Rumors abound that the 27th president of the United States, William Howard Taft, got stuck in a bathtub at the White House due to his portly size. Specifically, most stories say he was only removed once six people helped pry his flabby, naked body out, and some looser interpretations even suggest he died from the ordeal.

Welcome to Ripley’s History Off the Record, the show that explores the parts of history your textbooks never talked about. Today, we’re investigating a president who often gets little coverage, filling in the gap between founding father presidents and FDR. Sure, there’s another Roosevelt in there that gets attention, but by and large presidents Hayes through Hoover aren’t that well known. Even I could tell you precious little interesting things about President Chester Alan Arthur, but—in my very humble opinion—Taft at least deserves a little more than a body-shaming anecdote.

Taft’s Struggles

While it is true that Taft was America’s heaviest president, the story of him getting stuck in the tub itself has less evidence. I’m here to tell you why this story is not only untrue but how the whole story might just be a smear campaign orchestrated by conspiring toilet manufacturers.

William Howard Taft

William Howard Taft. Via Wikimedia Commons.

A wrestler and dancer in his younger years, Taft stood six feet tall and weighed in at 340 pounds by the end of his presidency. Despite his size, Taft was always commended for his gentle spirit. He was said by many to be the politest man in Washington, and himself admitted that he was much too quiet for the politics of his office. In the same way that George Washington struggled to manage his teeth, Taft struggled to manage his weight for most of his life, participating in a litany of fad diets and weight loss programs throughout his life.

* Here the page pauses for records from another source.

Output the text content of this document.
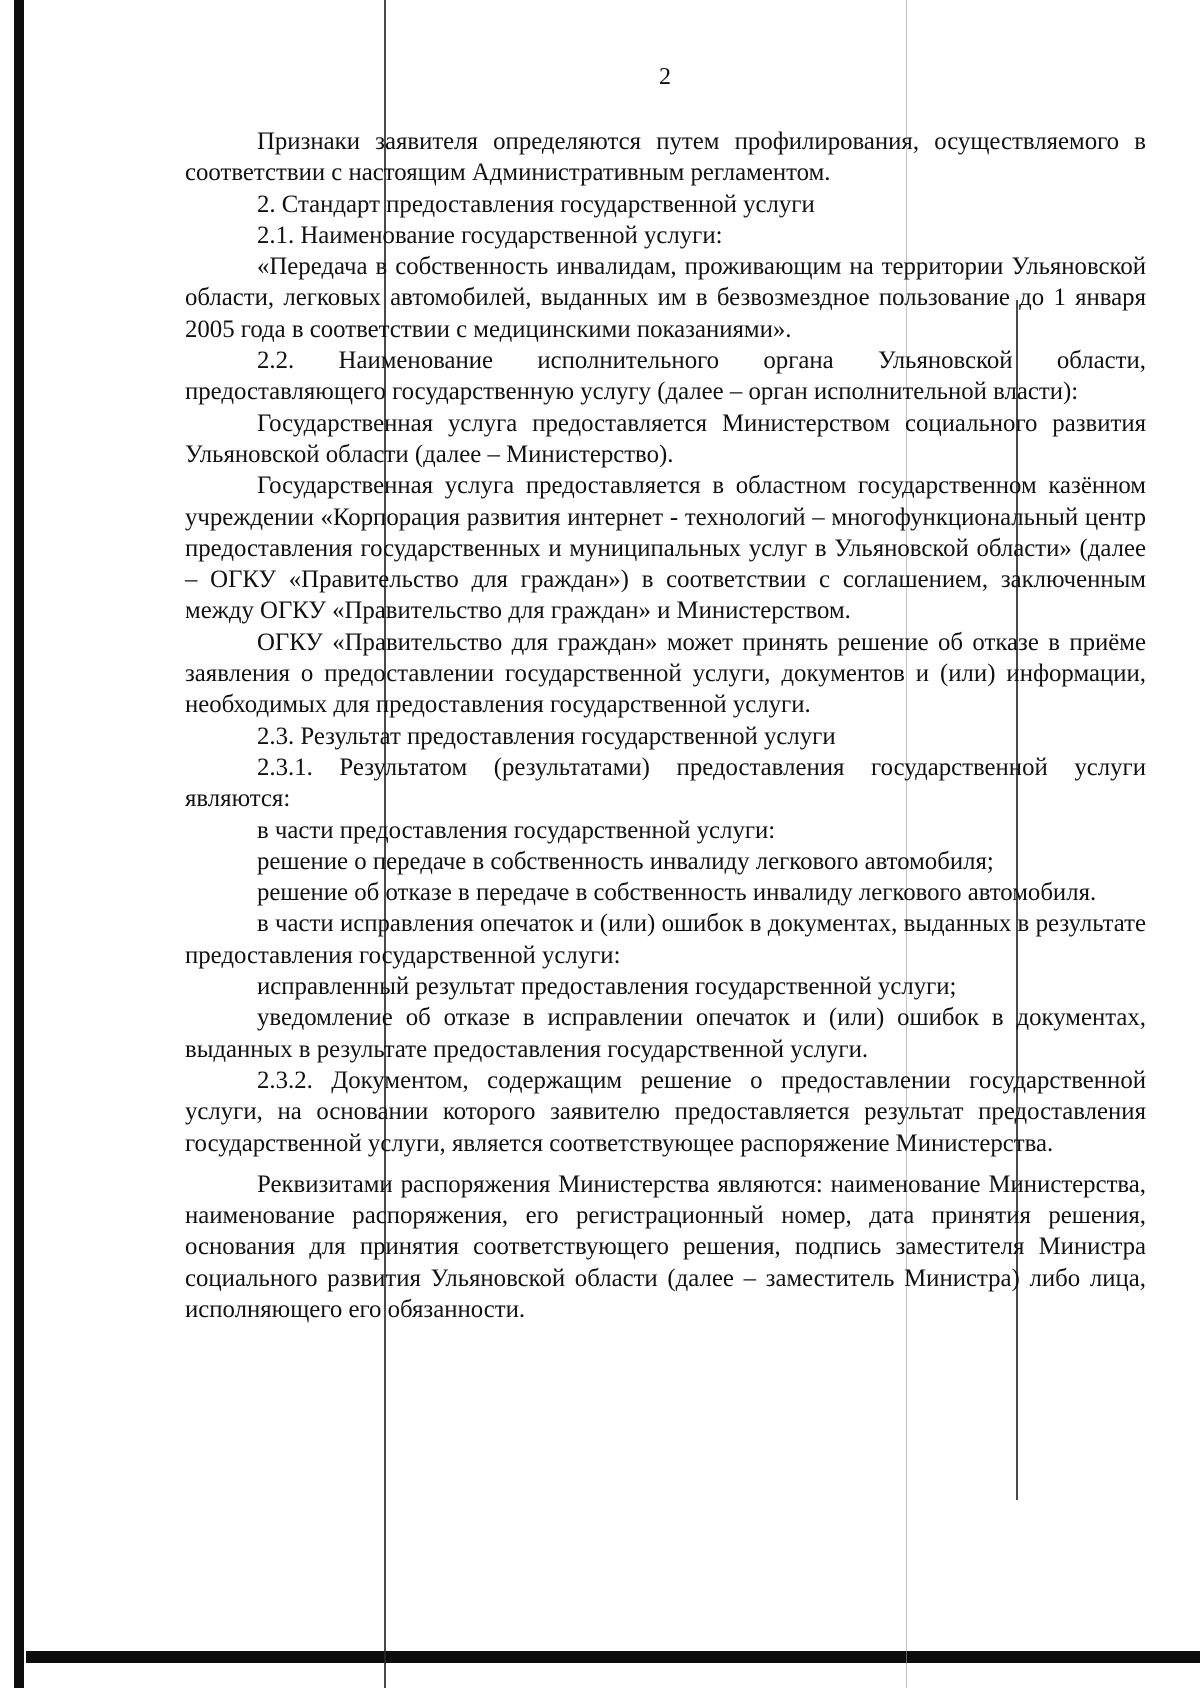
2

Признаки заявителя определяются путем профилирования, осуществляемого в соответствии с настоящим Административным регламентом.

2. Стандарт предоставления государственной услуги

2.1. Наименование государственной услуги:

«Передача в собственность инвалидам, проживающим на территории Ульяновской области, легковых автомобилей, выданных им в безвозмездное пользование до 1 января 2005 года в соответствии с медицинскими показаниями».

2.2. Наименование исполнительного органа Ульяновской области, предоставляющего государственную услугу (далее – орган исполнительной власти):

Государственная услуга предоставляется Министерством социального развития Ульяновской области (далее – Министерство).

Государственная услуга предоставляется в областном государственном казённом учреждении «Корпорация развития интернет - технологий – многофункциональный центр предоставления государственных и муниципальных услуг в Ульяновской области» (далее – ОГКУ «Правительство для граждан») в соответствии с соглашением, заключенным между ОГКУ «Правительство для граждан» и Министерством.

ОГКУ «Правительство для граждан» может принять решение об отказе в приёме заявления о предоставлении государственной услуги, документов и (или) информации, необходимых для предоставления государственной услуги.

2.3. Результат предоставления государственной услуги

2.3.1. Результатом (результатами) предоставления государственной услуги являются:

в части предоставления государственной услуги:

решение о передаче в собственность инвалиду легкового автомобиля;

решение об отказе в передаче в собственность инвалиду легкового автомобиля.

в части исправления опечаток и (или) ошибок в документах, выданных в результате предоставления государственной услуги:

исправленный результат предоставления государственной услуги;

уведомление об отказе в исправлении опечаток и (или) ошибок в документах, выданных в результате предоставления государственной услуги.

2.3.2. Документом, содержащим решение о предоставлении государственной услуги, на основании которого заявителю предоставляется результат предоставления государственной услуги, является соответствующее распоряжение Министерства.

Реквизитами распоряжения Министерства являются: наименование Министерства, наименование распоряжения, его регистрационный номер, дата принятия решения, основания для принятия соответствующего решения, подпись заместителя Министра социального развития Ульяновской области (далее – заместитель Министра) либо лица, исполняющего его обязанности.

To look into this rumor, I scoured and cross-referenced every single surviving historical mention of tubs, showers, toilets, baths, and even pools with President Taft, and there are only three events that even come close to the story recounted by hip history buffs, Snapple caps, and children’s books.

The Tub Tales

The first, and most well-documented case is that of Taft ordering a special extra-large tub installed aboard the ship he used while overseeing the construction of the Panama Canal. Pictures of this custom tub can be found with four full-grown adults sitting comfortably inside. The tub was later installed at his request in the White House when he took office.

An engineering interviewer at the time specifically asked Taft about how he fit in tubs—which the statesman admitted enjoying the casual soak-in—when he traveled, and he simply responded that if no reasonable tub was available, he simply showered. Now, this already pokes a major hole in the stuck story. We know, before he ever stepped foot in the White House, an enormous tub, specifically built for him was installed.

The second mention of Taft and baths was much simpler and involved him spilling water out of a bath in his second-story hotel room which subsequently leaked to the floor below. Embarrassing maybe, but no record of needing six men to unstick him.

The next primary account is where our libelous story starts, however. White House butler, Irwin Hoover, simply wrote that Taft would sometimes “stick” in the tub, and would have “help” getting out. No details about six people or being embarrassingly stuck are made, however.

Lillian Parks, a daughter of a White House maid, gave a second-hand account in a memoir and this account is much less favorable and closer to the widely spread rumors of bath time peril for Taft. This account is full of even more holes though. For one, the elder Parks—the one who worked as a maid in the White House—didn’t begin her career until ten years after Taft left office.

A Bold-Faced Bathroom Lie?

While there are no other events we found in papers or periodicals that mention Taft and tubs in a literal sense, something more sinister did arise in our research. The fact that Taft fought the porcelain trust. This cartel of price-fixers conspired to create a monopoly on toilets and bathroom fixtures using patent licenses to control commode costs.

In 1912, the Taft administration successfully blocked this abuse of patent law and broke up the trust. 1912 was also the year Taft fought a bitter election against both Woodrow Wilson, and former friends and President Theodore Roosevelt at the head of the Bull-Moose Party. Campaigns took shots at Taft’s weight, and it’s very likely the bathtub fallacy took hold in the American consciousness at this time. Whether it was partisan gossip, an exaggerated maid’s tale, or the conspiracy of the bath trust seems impossible to know now.

Beyond Taft’s Tub Legacy

Sadly, his weight and the bathtub story are the two biggest footnotes to Taft’s legacy in textbooks and lectures. And since he was treated so unfairly, let me list now some of the cooler things about Taft:

In his political career, he brought forward 80 antitrust lawsuits, reorganized the State Department, presided over the establishment of the income tax, and became the only president to also serve as the Chief Justice of the Supreme Court! Culturally, his campaign made its own attempt at the success of the Teddy Bear, called the Billy Opossum, and brought his very own cow to the White House named Pauline Wayne, who walked the White House lawn and provided the first family and tourists with presidential milk.

Taft as Chief Justice of the Supreme Court.

Taft as Chief Justice of the Supreme Court. Via Wikimedia Commons.

Though history remembers him as its chubby president—milk non-withstanding, Taft himself claimed his time as a Supreme Court justice was his most fulfilling.